Recueillis par S. K.

Encadré

Protection des données médicales : L’autre enjeu mondial
 
Une autre inquiétude soulevée par le passeport vaccinal concerne l’utilisation des données sanitaires personnelles. Celles-ci pourraient en effet être exploitées à bon ou mauvais escient, notamment par les majors de la big Pharma. L’exemple d’Israël qui a pu obtenir un stock suffisant de vaccins grâce à un deal avec Pfizer auquel l’Etat hébreux s’est engagé à livrer les données vaccinales de sa population, est à ce propos édifiant.

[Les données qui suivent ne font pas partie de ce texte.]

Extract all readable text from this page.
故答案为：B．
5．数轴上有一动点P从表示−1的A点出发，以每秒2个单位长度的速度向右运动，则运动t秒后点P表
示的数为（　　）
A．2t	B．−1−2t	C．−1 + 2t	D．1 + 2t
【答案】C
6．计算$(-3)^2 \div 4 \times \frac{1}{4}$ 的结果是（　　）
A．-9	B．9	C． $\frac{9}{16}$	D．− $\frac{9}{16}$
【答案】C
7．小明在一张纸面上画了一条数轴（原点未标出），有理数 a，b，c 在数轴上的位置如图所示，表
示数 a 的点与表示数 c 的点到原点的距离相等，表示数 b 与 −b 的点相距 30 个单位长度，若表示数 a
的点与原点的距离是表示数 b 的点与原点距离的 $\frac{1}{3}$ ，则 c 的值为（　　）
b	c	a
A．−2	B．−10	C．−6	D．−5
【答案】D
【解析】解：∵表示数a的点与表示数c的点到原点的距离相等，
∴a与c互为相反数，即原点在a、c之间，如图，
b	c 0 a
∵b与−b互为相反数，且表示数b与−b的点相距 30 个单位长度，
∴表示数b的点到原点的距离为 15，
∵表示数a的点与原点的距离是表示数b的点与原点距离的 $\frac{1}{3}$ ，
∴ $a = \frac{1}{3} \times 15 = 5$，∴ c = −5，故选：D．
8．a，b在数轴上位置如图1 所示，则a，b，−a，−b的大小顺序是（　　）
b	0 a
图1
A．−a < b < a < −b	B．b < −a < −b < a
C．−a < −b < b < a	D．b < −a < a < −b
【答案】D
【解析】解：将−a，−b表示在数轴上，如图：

Certains laboratoires, comme le laboratoire suédo-britannique AstraZeneca, se veulent rassurants en avançant que l’accès aux données médicales sera réservé aux laboratoires qui produisent le vaccin et les données seront anonymisées. Reste que pour mettre en place un tel dispositif, il faudrait que tous les pays du monde coopèrent. Ce qui est loin d’être gagné puisque chaque pays a sa propre bureaucratie.

A cela s’ajoute le facteur temporel. En effet, créer des connexions et partager des données entre gouvernements risque de prendre du temps. En Israël, toujours, le ministère de la Santé a été autorisé, mercredi 24 février, à communiquer à d’autres autorités du pays les identités des personnes non vaccinées contre le Coronavirus, soulevant des inquiétudes quant au respect de la vie privée des citoyens qui refusent la vaccination. “Le but de ce texte, valable trois mois ou jusqu’à ce que la pandémie soit déclarée terminée, est de permettre à ces organismes d’encourager les gens à se faire vacciner en s’adressant personnellement à eux», selon un communiqué du Parlement israélien qui fait preuve, dans ce dossier, d’une étonnante souplesse, pour ne pas dire laxisme.